Школьные Войны, миниатюры

Антон Сплх
     Урбоистории из жизни школьников двухтысячного: честь, любовь, смерть и бесконечность. Вот содержание текстов, которые вы найдёте в этом сборнике (а это миниатюры, новеллы и стихотворения в прозе). Сюжеты взяты мной отчасти из собственной жизни, отчасти из городского фольклора, то есть тех «баек», которые передаются из уст в уста, и не понять уже: правда это или вымысел.

      (Молчание)

 Она долго и молча смотрела на него. Новичок высокий, с правильными чертами лица, он сел с ней за одной партой. Она не решилась сказать.

 Она долго и молча смотрела на него. Их перевели в десятый, два года впереди –  столько всего кипит на душе! Она не решилась сказать.

 Она долго и молча смотрела не него. Выпускной: он провожает её по туманной улице, они одни посреди пустого проспекта. Она не решилась сказать.

 Она долго и молча смотрела не него. Свадьба, музыка, он целует невесту, обмен кольцами. Она не решилась сказать.

 Она долго и молча смотрела не него. Похороны, его лицо белое, холодное и всё такое же чистое…

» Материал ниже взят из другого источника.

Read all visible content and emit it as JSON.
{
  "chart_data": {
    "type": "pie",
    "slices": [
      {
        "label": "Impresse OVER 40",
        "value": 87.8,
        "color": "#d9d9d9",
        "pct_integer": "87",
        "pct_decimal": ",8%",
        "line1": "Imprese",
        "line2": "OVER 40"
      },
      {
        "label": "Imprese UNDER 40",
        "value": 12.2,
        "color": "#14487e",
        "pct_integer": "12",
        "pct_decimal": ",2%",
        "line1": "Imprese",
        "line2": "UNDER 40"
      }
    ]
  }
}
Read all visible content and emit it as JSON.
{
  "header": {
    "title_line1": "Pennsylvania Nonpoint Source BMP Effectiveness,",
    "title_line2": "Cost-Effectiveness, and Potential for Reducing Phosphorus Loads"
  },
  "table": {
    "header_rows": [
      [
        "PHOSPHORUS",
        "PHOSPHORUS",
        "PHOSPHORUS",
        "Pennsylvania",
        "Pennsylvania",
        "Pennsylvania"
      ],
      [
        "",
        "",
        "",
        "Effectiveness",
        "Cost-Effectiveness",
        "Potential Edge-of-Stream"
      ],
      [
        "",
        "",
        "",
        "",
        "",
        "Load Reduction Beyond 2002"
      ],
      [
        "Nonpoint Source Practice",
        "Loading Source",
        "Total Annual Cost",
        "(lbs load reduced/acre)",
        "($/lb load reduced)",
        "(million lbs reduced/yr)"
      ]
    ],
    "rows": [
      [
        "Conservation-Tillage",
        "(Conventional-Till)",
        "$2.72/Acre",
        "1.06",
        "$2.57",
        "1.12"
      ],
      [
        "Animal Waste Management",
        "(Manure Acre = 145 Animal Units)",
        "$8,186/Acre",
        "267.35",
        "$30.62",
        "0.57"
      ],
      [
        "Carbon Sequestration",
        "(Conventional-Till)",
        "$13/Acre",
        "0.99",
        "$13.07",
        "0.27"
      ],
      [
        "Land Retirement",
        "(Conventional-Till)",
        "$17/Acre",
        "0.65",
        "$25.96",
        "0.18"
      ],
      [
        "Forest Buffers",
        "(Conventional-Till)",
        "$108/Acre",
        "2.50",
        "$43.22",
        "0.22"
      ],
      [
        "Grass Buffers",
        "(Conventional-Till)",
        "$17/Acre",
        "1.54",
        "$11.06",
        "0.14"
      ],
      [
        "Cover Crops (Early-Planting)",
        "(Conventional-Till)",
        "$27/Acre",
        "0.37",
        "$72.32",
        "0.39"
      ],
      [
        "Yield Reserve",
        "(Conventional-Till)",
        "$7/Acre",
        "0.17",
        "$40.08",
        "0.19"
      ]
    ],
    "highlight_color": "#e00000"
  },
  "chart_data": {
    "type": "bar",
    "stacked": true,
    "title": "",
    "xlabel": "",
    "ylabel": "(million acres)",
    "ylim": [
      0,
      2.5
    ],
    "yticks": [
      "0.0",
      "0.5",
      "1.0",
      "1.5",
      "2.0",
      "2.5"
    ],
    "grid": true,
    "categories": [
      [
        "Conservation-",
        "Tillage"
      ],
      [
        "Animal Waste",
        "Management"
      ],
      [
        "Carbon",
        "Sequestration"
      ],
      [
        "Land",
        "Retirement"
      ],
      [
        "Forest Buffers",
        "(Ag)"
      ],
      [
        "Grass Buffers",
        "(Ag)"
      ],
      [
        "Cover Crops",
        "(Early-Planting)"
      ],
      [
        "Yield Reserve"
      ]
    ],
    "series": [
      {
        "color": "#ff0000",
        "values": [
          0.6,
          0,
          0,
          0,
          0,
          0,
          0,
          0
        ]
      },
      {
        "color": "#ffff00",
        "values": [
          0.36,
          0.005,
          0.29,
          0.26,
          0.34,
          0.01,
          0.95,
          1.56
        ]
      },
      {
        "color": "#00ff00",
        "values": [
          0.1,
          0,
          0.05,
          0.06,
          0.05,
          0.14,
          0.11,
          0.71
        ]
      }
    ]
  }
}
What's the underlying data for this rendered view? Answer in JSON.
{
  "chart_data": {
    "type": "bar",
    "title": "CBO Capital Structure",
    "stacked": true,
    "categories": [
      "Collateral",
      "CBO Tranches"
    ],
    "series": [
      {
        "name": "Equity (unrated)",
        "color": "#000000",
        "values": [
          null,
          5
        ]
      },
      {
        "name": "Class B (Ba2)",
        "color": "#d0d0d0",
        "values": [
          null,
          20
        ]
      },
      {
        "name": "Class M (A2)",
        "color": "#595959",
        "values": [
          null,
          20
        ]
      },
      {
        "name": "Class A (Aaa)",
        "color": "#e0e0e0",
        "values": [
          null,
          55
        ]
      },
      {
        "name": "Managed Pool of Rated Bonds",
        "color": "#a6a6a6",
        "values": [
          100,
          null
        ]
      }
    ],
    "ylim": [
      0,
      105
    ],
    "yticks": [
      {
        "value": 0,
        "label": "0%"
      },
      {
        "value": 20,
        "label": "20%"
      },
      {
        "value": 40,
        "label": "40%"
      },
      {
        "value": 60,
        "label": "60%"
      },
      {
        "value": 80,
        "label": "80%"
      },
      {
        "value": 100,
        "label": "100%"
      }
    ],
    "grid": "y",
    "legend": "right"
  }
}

 Потом за полками нашли дневник: он всю жизнь любил её и боялся признаться.

(Контейнер)

 Серое и белое, двадцать нагроможденных друг на друга этажей. Это здание привлекало внимание всякого. Взор изучал автостоянку, пробегал по окнам, скользил по карнизу и останавливался на крыше. Там, в окружении спутниковых антенн, ярко выделялся иссиня-черный контейнер – главная причина тревог и мыслей. На контейнере значилась надпись на непонятном языке.

 Вечерами город пылал тысячами огней и у подножия здания собирались мальчишки из городских трущоб. Они мечтательно разглядывали контейнер. Казалось, эта железная конструкция скрывала под собой столько необъятного, что даже звездное небо выглядело пустым предрассудком.

 - Что в контейнере? –  спрашивали себя мальчишки и не могли найти ответа.    
               
 Предположения были самыми разными: кто-то говорил, что там деньги, кто-то говорил, что там строительный мусор,  кто-то верил, что внутри сидит человек способный предсказывать будущее. Никто не признавался открыто, но каждый мечтал о том, будто однажды откроет иссиня-черную крышку и узнает правду.

 В здание пускали строго по пропускам. Все попытки прорваться внутрь заканчивались плачевно. Даже поднявшись на лифте до двадцатого этажа, мальчишка сталкивался с неразрешимой задачей: проход на чердак закрывала железная решетка. Конечно, находились смельчаки-скалолазы. Сделав из веревок подобие альпинистского снаряжения, а то и вообще без всего, они дерзали добраться до вершины. Но скалолазы падали. И разбивались.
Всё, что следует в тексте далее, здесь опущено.